Immediately, I realized that I didn't even mean those words. Of course He was listening. I thought back to all of the circumstances in my life through which He'd brought me, all of the mire out of which he'd dragged me, all of the blessings He'd poured out to me, and all of the discipline He'd lovingly given me. But sometimes it's hard to know He's there. It's hard to imagine why He won't swoop in and change everything with a wave of His wand. It's hard to feel close to Him when you're angry with Him.

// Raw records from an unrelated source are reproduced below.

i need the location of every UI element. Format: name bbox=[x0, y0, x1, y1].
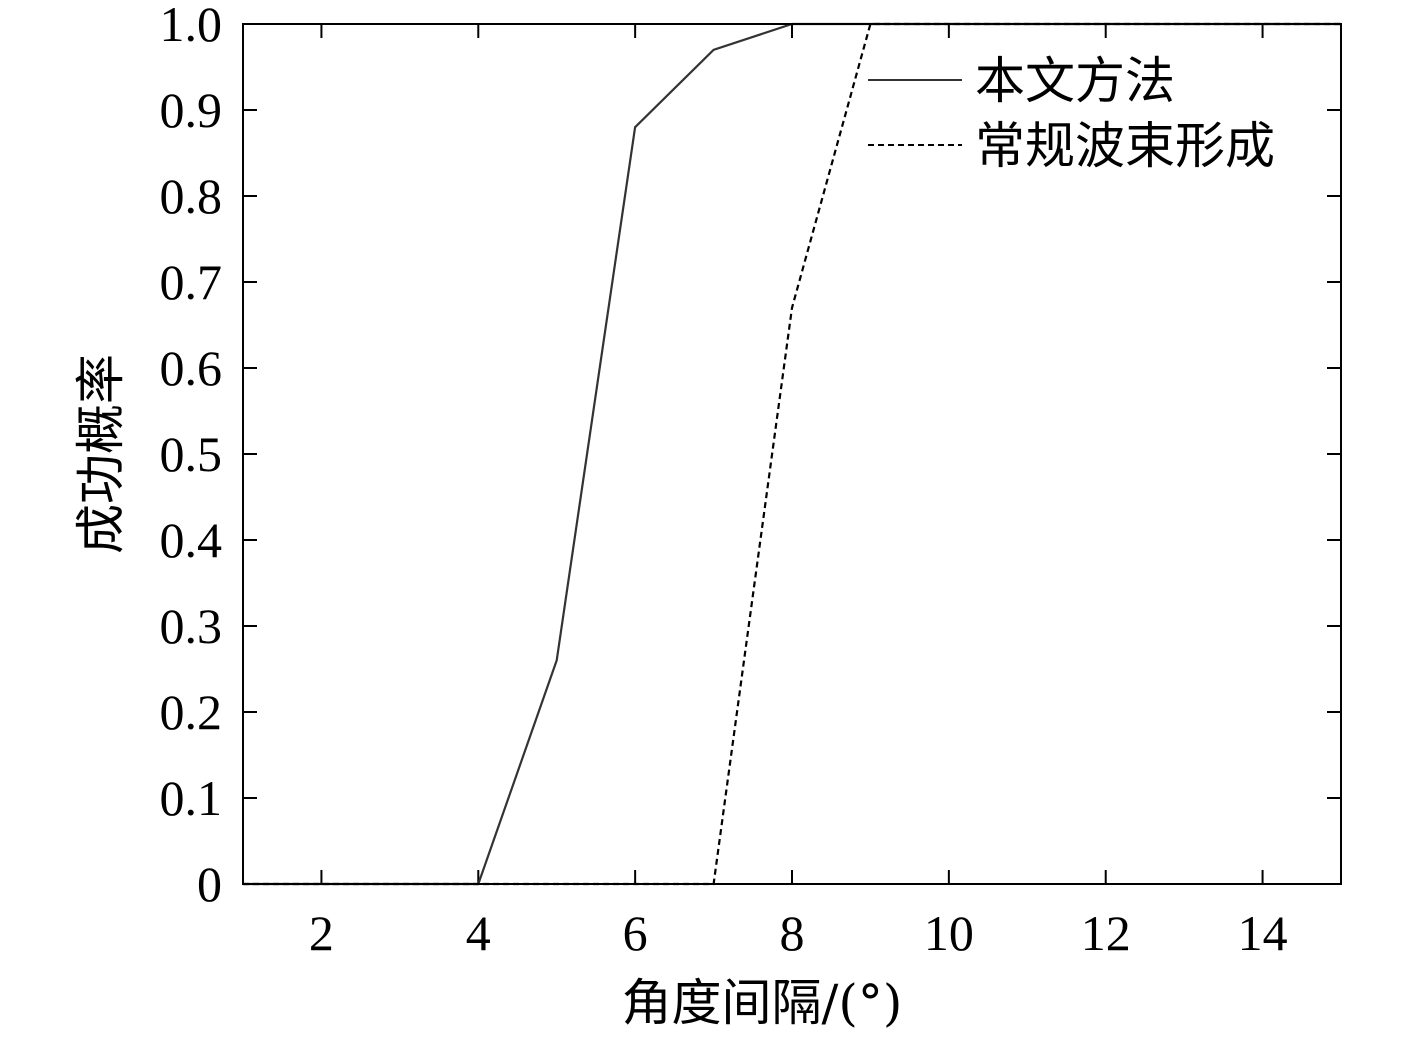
x-tick-label: 6 bbox=[623, 905, 648, 961]
y-tick-label: 0.4 bbox=[160, 512, 223, 568]
y-tick-label: 0.8 bbox=[160, 168, 223, 224]
y-tick-label: 1.0 bbox=[160, 0, 223, 52]
y-tick-label: 0.5 bbox=[160, 426, 223, 482]
y-tick-label: 0.3 bbox=[160, 598, 223, 654]
x-tick-label: 12 bbox=[1081, 905, 1131, 961]
y-tick-label: 0 bbox=[197, 856, 222, 912]
y-tick-label: 0.9 bbox=[160, 82, 223, 138]
ticks-layer: 2 4 6 8 10 12 14 0 0.1 0.2 0.3 0.4 0.5 0.6 0.7 0.8 0.9 1.… bbox=[160, 0, 1341, 961]
legend-label-1: 本文方法 bbox=[975, 52, 1175, 110]
x-axis-title: 角度间隔/(°) bbox=[622, 974, 903, 1032]
plot-frame bbox=[242, 23, 1342, 885]
x-tick-label: 14 bbox=[1238, 905, 1288, 961]
y-tick-label: 0.7 bbox=[160, 254, 223, 310]
y-tick-label: 0.1 bbox=[160, 770, 223, 826]
x-tick-label: 2 bbox=[309, 905, 334, 961]
legend-label-2: 常规波束形成 bbox=[975, 117, 1275, 175]
y-tick-label: 0.6 bbox=[160, 340, 223, 396]
y-axis-title: 成功概率 bbox=[72, 354, 130, 554]
x-tick-label: 10 bbox=[924, 905, 974, 961]
x-tick-label: 4 bbox=[466, 905, 491, 961]
y-tick-label: 0.2 bbox=[160, 684, 223, 740]
x-tick-label: 8 bbox=[780, 905, 805, 961]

I took a deep breath, wiped away the tears, stood up, and kept plugging away. Thankfully, Jude seemed unaffected by my outburst, and Shawn came home just a couple of hours later. He could see the weariness all over my face, and I asked if we could get out of the house for a little bit, so we decided to take a drive and pick up some ingredients we needed at the grocery store. We took the long way (the very long way - driving in a large circle basically) to the store, took advantage of Jude happily playing with his shoe in his car seat, and I just kind of vented to Shawn. By the time we got to the store, I was feeling better, lighter, and significantly less overwhelmed.

We walked around the grocery store, picked up the items we needed, and spent our energy making each other laugh by coming up with ridiculous baby names. After we checked out, we walked next door to an auto parts store to check on their ice scraper prices. With groceries and Jude in hand, we headed back out to the parking lot to load up for home. As Shawn was putting Jude in the car seat, I noticed a man walking purposefully towards us. I was trying not to stare him down, but was watching him from my peripheral vision because I wasn't quite sure what he was going to do. As he got closer, he held out his hand, and said, "I think you dropped this in the store."

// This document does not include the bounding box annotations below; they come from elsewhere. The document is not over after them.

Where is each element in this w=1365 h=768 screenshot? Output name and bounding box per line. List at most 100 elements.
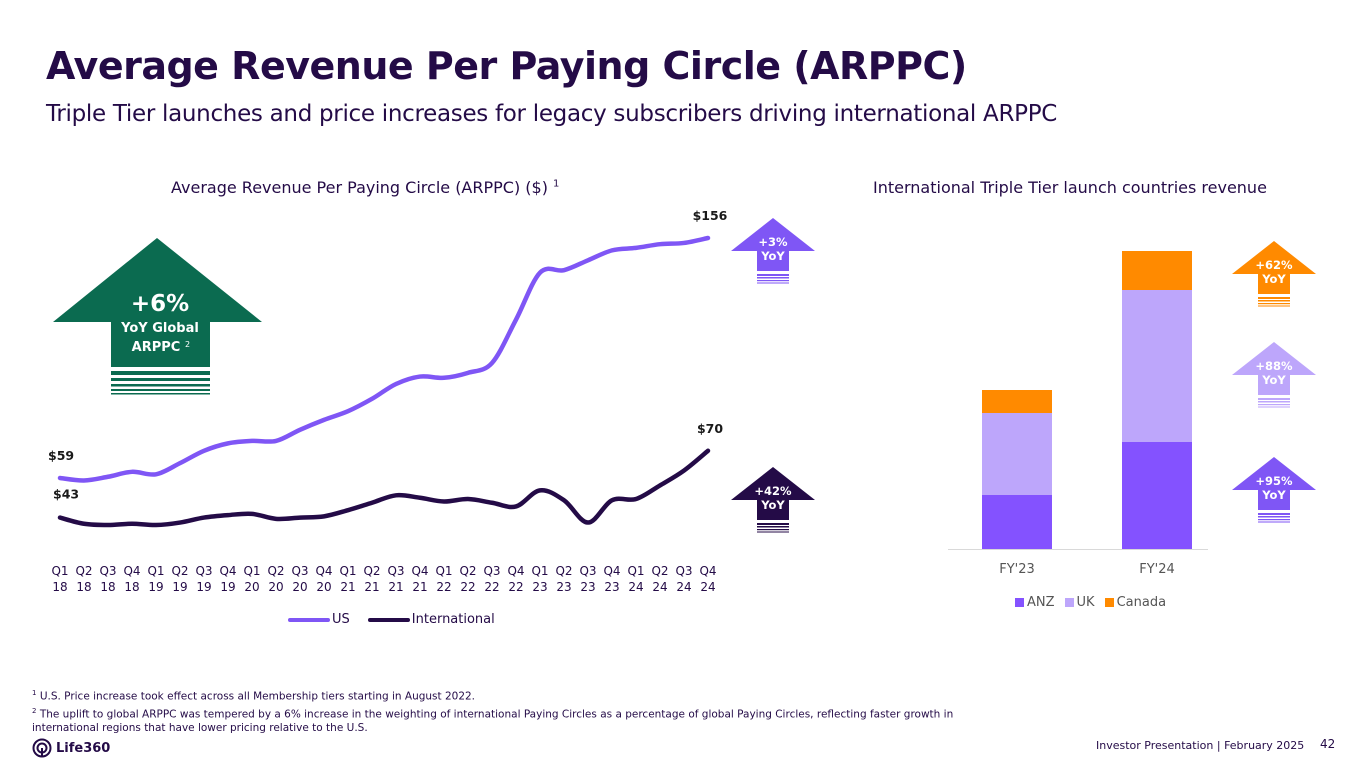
footnote-marker: 1: [553, 178, 560, 190]
page-number: 42: [1320, 737, 1336, 751]
x-tick-label-year: 22: [484, 580, 499, 594]
x-tick-label-quarter: Q4: [507, 564, 524, 578]
x-tick-label-quarter: Q3: [387, 564, 404, 578]
x-tick-label-year: 24: [628, 580, 643, 594]
x-tick-label-year: 18: [124, 580, 139, 594]
x-tick-label-quarter: Q4: [411, 564, 428, 578]
x-tick-label-year: 21: [388, 580, 403, 594]
international-start-label: $43: [53, 487, 79, 502]
x-tick-label-year: 24: [652, 580, 667, 594]
international-series-line: [57, 448, 711, 528]
page-subtitle: Triple Tier launches and price increases…: [46, 101, 1058, 127]
x-tick-label-year: 21: [364, 580, 379, 594]
bar-segment-canada: [1122, 251, 1192, 290]
global-arppc-sup: 2: [185, 340, 190, 349]
line-chart-legend: US International: [288, 612, 495, 627]
bar-chart-legend: ANZ UK Canada: [1015, 595, 1166, 610]
x-tick-label-quarter: Q3: [675, 564, 692, 578]
international-arrow-icon: +42%YoY: [731, 467, 815, 533]
us-arrow-icon: +3%YoY: [731, 218, 815, 284]
footnote-text: U.S. Price increase took effect across a…: [39, 690, 476, 703]
life360-logo-text: Life360: [56, 740, 111, 756]
x-tick-label-quarter: Q2: [267, 564, 284, 578]
x-tick-label-quarter: Q3: [579, 564, 596, 578]
anz-yoy-label: YoY: [1261, 488, 1286, 502]
x-tick-label-quarter: Q2: [651, 564, 668, 578]
x-tick-label-year: 22: [508, 580, 523, 594]
legend-swatch-canada: [1104, 598, 1114, 607]
x-tick-label-quarter: Q4: [603, 564, 620, 578]
legend-label-anz: ANZ: [1027, 595, 1055, 610]
legend-label-canada: Canada: [1116, 595, 1167, 610]
footer-text: Investor Presentation | February 2025: [1096, 739, 1305, 752]
legend-swatch-anz: [1015, 598, 1024, 607]
x-tick-label: FY'24: [1139, 562, 1175, 577]
line-chart-title: Average Revenue Per Paying Circle (ARPPC…: [171, 178, 559, 197]
x-tick-label-year: 22: [460, 580, 475, 594]
life360-logo: Life360: [32, 738, 110, 758]
x-tick-label-quarter: Q2: [363, 564, 380, 578]
x-tick-label-year: 18: [100, 580, 115, 594]
global-arppc-arrow-icon: +6% YoY Global ARPPC 2: [53, 238, 262, 395]
canada-arrow-icon: +62%YoY: [1232, 241, 1316, 307]
canada-yoy-label: YoY: [1261, 272, 1286, 286]
line-chart-title-text: Average Revenue Per Paying Circle (ARPPC…: [171, 178, 548, 197]
x-tick-label-quarter: Q3: [291, 564, 308, 578]
x-tick-label-quarter: Q3: [483, 564, 500, 578]
x-tick-label-quarter: Q4: [219, 564, 236, 578]
x-tick-label-year: 20: [244, 580, 259, 594]
bar-segment-uk: [982, 413, 1052, 495]
us-start-label: $59: [48, 448, 74, 463]
us-series-line: [57, 235, 711, 483]
x-tick-label-year: 20: [268, 580, 283, 594]
x-tick-label-quarter: Q1: [435, 564, 452, 578]
us-end-label: $156: [693, 208, 728, 223]
x-tick-label-quarter: Q4: [699, 564, 716, 578]
x-tick-label-year: 22: [436, 580, 451, 594]
global-arppc-label-2: ARPPC: [132, 340, 181, 355]
x-tick-label-year: 23: [580, 580, 595, 594]
x-tick-label-year: 23: [604, 580, 619, 594]
footnotes: 1 U.S. Price increase took effect across…: [32, 686, 972, 735]
x-tick-label-year: 20: [316, 580, 331, 594]
legend-swatch-international: [367, 617, 410, 622]
life360-logo-icon: [32, 738, 52, 758]
footnote-text: The uplift to global ARPPC was tempered …: [32, 708, 954, 734]
x-tick-label-quarter: Q1: [243, 564, 260, 578]
uk-yoy-value: +88%: [1255, 359, 1293, 373]
x-tick-label-quarter: Q2: [555, 564, 572, 578]
international-yoy-value: +42%: [754, 484, 792, 498]
x-tick-label-year: 19: [196, 580, 211, 594]
international-yoy-label: YoY: [760, 498, 785, 512]
x-tick-label-year: 24: [700, 580, 715, 594]
uk-arrow-icon: +88%YoY: [1232, 342, 1316, 408]
legend-label-uk: UK: [1076, 595, 1095, 610]
uk-yoy-label: YoY: [1261, 373, 1286, 387]
bar-segment-uk: [1122, 290, 1192, 442]
footnote-2: 2 The uplift to global ARPPC was tempere…: [32, 704, 972, 736]
bar-segment-canada: [982, 390, 1052, 413]
x-tick-label-year: 18: [76, 580, 91, 594]
x-tick-label-quarter: Q3: [99, 564, 116, 578]
x-tick-label-quarter: Q1: [339, 564, 356, 578]
x-tick-label-quarter: Q4: [123, 564, 140, 578]
x-tick-label-quarter: Q2: [171, 564, 188, 578]
x-tick-label-year: 19: [220, 580, 235, 594]
footnote-marker: 2: [32, 706, 37, 715]
x-tick-label-year: 21: [340, 580, 355, 594]
x-tick-label-year: 24: [676, 580, 691, 594]
global-arppc-value: +6%: [131, 291, 189, 317]
x-tick-label-year: 19: [172, 580, 187, 594]
x-tick-label-quarter: Q2: [459, 564, 476, 578]
footnote-marker: 1: [32, 689, 37, 697]
x-tick-label-quarter: Q3: [195, 564, 212, 578]
bar-segment-anz: [1122, 442, 1192, 549]
x-tick-label-year: 18: [52, 580, 67, 594]
bar-segment-anz: [982, 495, 1052, 549]
global-arppc-label-1: YoY Global: [120, 321, 199, 336]
bar-chart-title: International Triple Tier launch countri…: [873, 178, 1267, 197]
canada-yoy-value: +62%: [1255, 258, 1293, 272]
x-tick-label: FY'23: [999, 562, 1035, 577]
us-yoy-label: YoY: [760, 249, 785, 263]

I have a ridiculous amount of things in my purse, so I assumed he was handing me some old receipt or piece of paper that'd fallen out. Embarrassed, I said, "Oh, well thank you," and held out my hand to take what he had. It was only after I was holding it that I realized it was cash - with a quick glance I saw a $20 bill.

"Oh no," I said, holding it back out for him, "I don't think that was us, we don't usually carry cash." He started to back away quickly and said with a smile, "No, I think it was you guys," and turned around - walking to the other side of the parking lot.

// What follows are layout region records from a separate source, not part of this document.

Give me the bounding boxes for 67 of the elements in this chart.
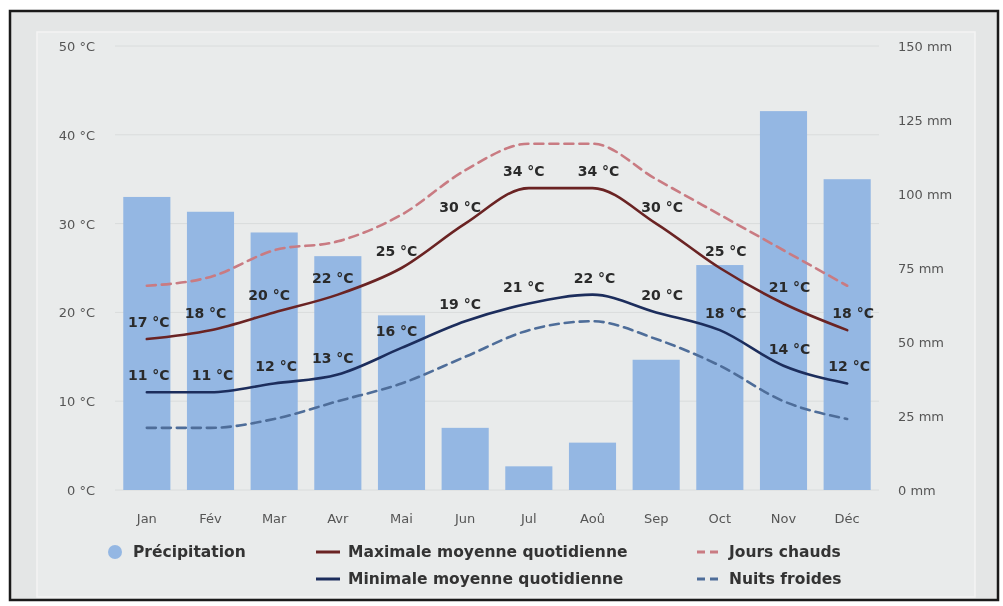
y2-tick-label: 0 mm	[898, 483, 936, 498]
bar	[568, 442, 617, 490]
bar	[123, 196, 171, 490]
data-label: 25 °C	[705, 243, 747, 259]
data-label: 11 °C	[191, 367, 234, 384]
data-label: 12 °C	[828, 358, 870, 375]
bar	[441, 427, 489, 490]
y2-tick-label: 50 mm	[898, 335, 945, 350]
legend-label: Minimale moyenne quotidienne	[348, 570, 624, 588]
bar	[823, 179, 871, 490]
data-label: 34 °C	[577, 163, 620, 180]
y-tick-label: 30 °C	[58, 216, 95, 232]
x-tick-label: Fév	[199, 511, 223, 526]
x-tick-label: Mar	[261, 511, 288, 526]
bar	[505, 466, 553, 490]
data-label: 18 °C	[705, 305, 747, 322]
data-label: 18 °C	[184, 305, 227, 322]
bar	[759, 111, 808, 490]
data-label: 19 °C	[439, 296, 481, 313]
data-label: 16 °C	[375, 322, 418, 339]
data-label: 34 °C	[503, 163, 545, 180]
y-tick-label: 20 °C	[58, 305, 95, 321]
x-tick-label: Sep	[643, 511, 669, 526]
bar	[314, 256, 362, 490]
y2-tick-label: 100 mm	[898, 187, 953, 202]
y-tick-label: 40 °C	[58, 127, 95, 143]
x-tick-label: Oct	[708, 511, 732, 526]
legend-label: Maximale moyenne quotidienne	[348, 543, 628, 561]
data-label: 20 °C	[641, 287, 683, 304]
legend-label: Nuits froides	[729, 570, 842, 588]
data-label: 13 °C	[312, 349, 354, 366]
y-tick-label: 0 °C	[67, 483, 95, 498]
data-label: 30 °C	[439, 198, 481, 215]
data-label: 22 °C	[573, 269, 616, 286]
data-label: 21 °C	[768, 278, 811, 295]
data-label: 18 °C	[832, 305, 874, 322]
bar	[632, 359, 680, 490]
x-tick-label: Avr	[327, 511, 350, 526]
data-label: 12 °C	[255, 358, 297, 375]
bar	[377, 315, 426, 490]
legend-label: Jours chauds	[728, 543, 841, 561]
x-tick-label: Déc	[834, 511, 860, 526]
data-label: 30 °C	[641, 198, 683, 215]
x-tick-label: Jul	[519, 511, 537, 526]
x-tick-label: Nov	[770, 511, 797, 526]
x-tick-label: Jan	[135, 511, 157, 526]
data-label: 22 °C	[312, 269, 354, 286]
x-tick-label: Jun	[454, 511, 476, 526]
data-label: 14 °C	[768, 340, 811, 357]
bar	[186, 211, 235, 490]
bar	[250, 232, 298, 490]
x-tick-label: Aoû	[580, 511, 605, 526]
legend-label: Précipitation	[133, 543, 246, 561]
data-label: 20 °C	[248, 287, 290, 304]
x-tick-label: Mai	[390, 511, 413, 526]
line-series	[145, 186, 849, 341]
y-tick-label: 50 °C	[58, 39, 95, 54]
y2-tick-label: 75 mm	[898, 261, 945, 276]
y2-tick-label: 150 mm	[898, 39, 953, 54]
y-tick-label: 10 °C	[58, 394, 95, 410]
data-label: 21 °C	[503, 278, 545, 295]
data-label: 25 °C	[375, 243, 418, 259]
data-label: 11 °C	[128, 367, 170, 384]
data-label: 17 °C	[128, 314, 170, 331]
bar	[696, 265, 744, 490]
y2-tick-label: 25 mm	[898, 409, 945, 424]
y2-tick-label: 125 mm	[898, 113, 953, 128]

Shawn and I got in the car, and I realized that he had handed me three $20 bills. "Honey," I said, "That guy just gave us $60!" We stared at each other for a second, mouths hanging open. I recounted the events for Shawn who'd been too distracted with Jude to catch most of the conversation, and we just sat in the car for a minute, shocked.

I have no idea who that guy was. Neither of us recognized him, and to the best of our knowledge, he didn't know us. We were looking at the clearance aisles, but as far as I remember, we didn't have any conversations about not being able to afford something or not having money for something-or-other.

And the truth is - $60 isn't going to fix our problems. It's a huge blessing, and I'm so grateful for that gentleman's generosity, but I recognize that it doesn't address all the things with which I was so overwhelmed. But as we were driving back home - still sitting in shocked silence - I heard Someone speaking to me.

"I do hear you, sweet child. I know this isn't easy, but I do have a plan for you. There's a purpose to this, I promise. I love you and I am listening."